Les vêtements « différents » et les tatouages et bijoux corporels sont les éléments visuels qui peuvent démarquer les jeunes juristes. Les attitudes envers les relations interpersonnelles et le langage utilisé peuvent également causer des tensions avec leurs aînés au sein du cabinet.
« Mon père me disait toujours : “Tu as deux oreilles pour écouter et une bouche pour parler, fais-en bon usage.” », a déclaré Me Brown. « D’ailleurs, il est tout à fait sensé de bien écouter avant de parler, quel que soit l’âge de votre interlocuteur. Et lorsque vous vous décidez à répondre, faites montre de politesse et de respect, tout en étant direct. Cela convient généralement à toute personne prête à écouter. »

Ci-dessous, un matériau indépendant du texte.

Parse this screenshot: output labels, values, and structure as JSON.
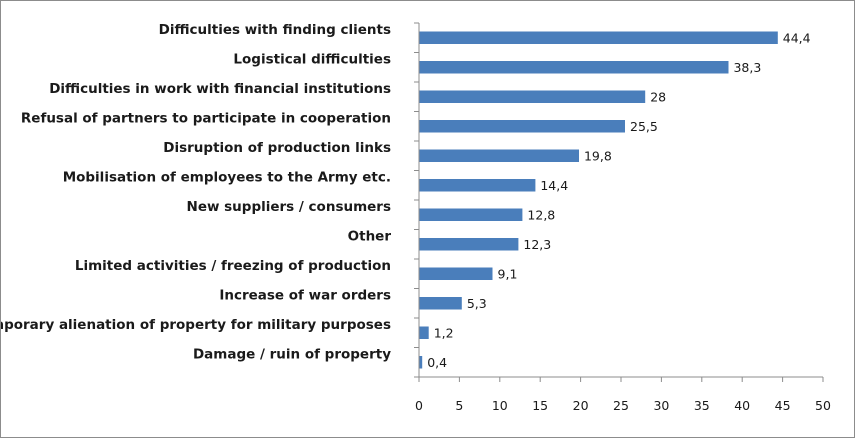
{
  "chart_data": {
    "type": "bar",
    "orientation": "horizontal",
    "categories": [
      "Difficulties with finding clients",
      "Logistical difficulties",
      "Difficulties in work with financial institutions",
      "Refusal of partners to participate in cooperation",
      "Disruption of production links",
      "Mobilisation of employees to the Army etc.",
      "New suppliers / consumers",
      "Other",
      "Limited activities / freezing of production",
      "Increase of war orders",
      "Temporary alienation of property for military purposes",
      "Damage / ruin of property"
    ],
    "values": [
      44.4,
      38.3,
      28,
      25.5,
      19.8,
      14.4,
      12.8,
      12.3,
      9.1,
      5.3,
      1.2,
      0.4
    ],
    "value_labels": [
      "44,4",
      "38,3",
      "28",
      "25,5",
      "19,8",
      "14,4",
      "12,8",
      "12,3",
      "9,1",
      "5,3",
      "1,2",
      "0,4"
    ],
    "xlim": [
      0,
      50
    ],
    "xticks": [
      0,
      5,
      10,
      15,
      20,
      25,
      30,
      35,
      40,
      45,
      50
    ],
    "grid": false,
    "legend": "none",
    "bar_color": "#4a7ebb"
  }
}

Le langage utilisé par les juristes est très révélateur de leur professionnalisme, quel que soit leur âge. « Ma génération a l’habitude de parler très familièrement », a déclaré Me Parsons. « L’entrée dans la profession juridique exige un style beaucoup plus raffiné et précis. Nous devons donc tenir compte de cette réalité dans notre discours si nous voulons être pris au sérieux. L’avantage, c’est qu’en apprenant à s’exprimer comme le fait un juriste établi vous permet de dire ce que vous voulez dire, tant que vous choisissez vos mots avec soin. »

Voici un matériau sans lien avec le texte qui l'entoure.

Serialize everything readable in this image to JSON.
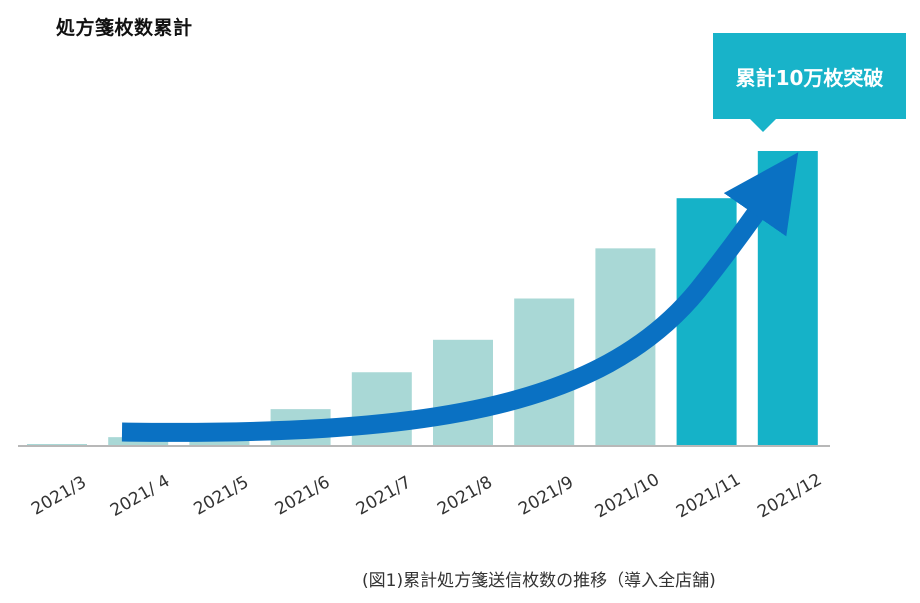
{
  "title": "処方箋枚数累計",
  "caption": "(図1)累計処方箋送信枚数の推移（導入全店舗)",
  "callout": {
    "text": "累計10万枚突破"
  },
  "colors": {
    "light_bar": "#a9d8d6",
    "highlight_bar": "#15b2c8",
    "arrow": "#0a71c3",
    "baseline": "#b8b8b8",
    "tick_text": "#333333"
  },
  "chart_data": {
    "type": "bar",
    "title": "処方箋枚数累計",
    "categories": [
      "2021/3",
      "2021/ 4",
      "2021/5",
      "2021/6",
      "2021/7",
      "2021/8",
      "2021/9",
      "2021/10",
      "2021/11",
      "2021/12"
    ],
    "values": [
      0.6,
      3.0,
      4.5,
      12.5,
      25.0,
      36.0,
      50.0,
      67.0,
      84.0,
      100.0
    ],
    "highlighted_categories": [
      "2021/11",
      "2021/12"
    ],
    "ylim": [
      0,
      100
    ],
    "grid": false,
    "annotations": [
      "累計10万枚突破"
    ]
  }
}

Même le ton utilisé par les jeunes juristes compte s’ils essaient d’être pris au sérieux par des collègues chevronnés. « L’un de mes mentors juridiques m’a dit un jour : “Vivene, vous être très intelligente, mais vous terminez toujours vos phrases en anglais par ‘like’ ou ‘you know’ et sur un ton interrogatif, comme si vous posiez une question alors que vous faites une affirmation” », a déclaré Me Salmon. « Cela affaiblit l’impact de ce que vous dites. » Pour régler ce problème sans compromettre sa capacité à s’exprimer avec franchise, « j’ai suivi un cours de théâtre, qui s’est révélé un excellent outil pour m’aider à améliorer ma capacité à m’exprimer en public », a-t-elle déclaré.

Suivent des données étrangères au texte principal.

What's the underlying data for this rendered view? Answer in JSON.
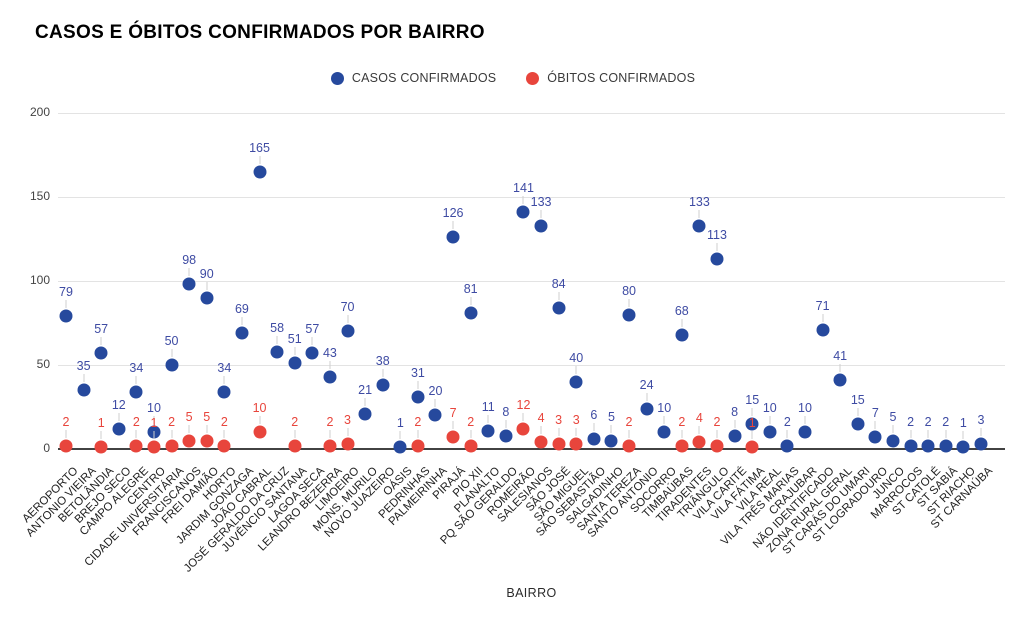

Ce que déclarent ces trois jeunes juristes prospères, qui siègent tous au Comité exécutif du Forum des jeunes avocats et avocates de l’ABC, prouve qu’il est possible pour les jeunes professionnels de s’intégrer sans pour autant devoir renoncer à eux-mêmes. « Oui, il y a des cabinets juridiques qui n’aiment pas que leurs jeunes collaborateurs fassent montrent de trop d’individualité », a déclaré Jordan Brown. « Mais rien ne vous oblige à travailler pour eux, ou d’ailleurs pour qui que ce soit d’autre que vous-même si c’est ce que vous préférez. Après tout, votre carrière juridique est entre vos seules mains, quel que soit votre âge. Et vous pouvez choisir votre voie dès que vous commencez à chercher votre premier emploi. »
James Careless écrit fréquemment pour EnPratique de l'ABC.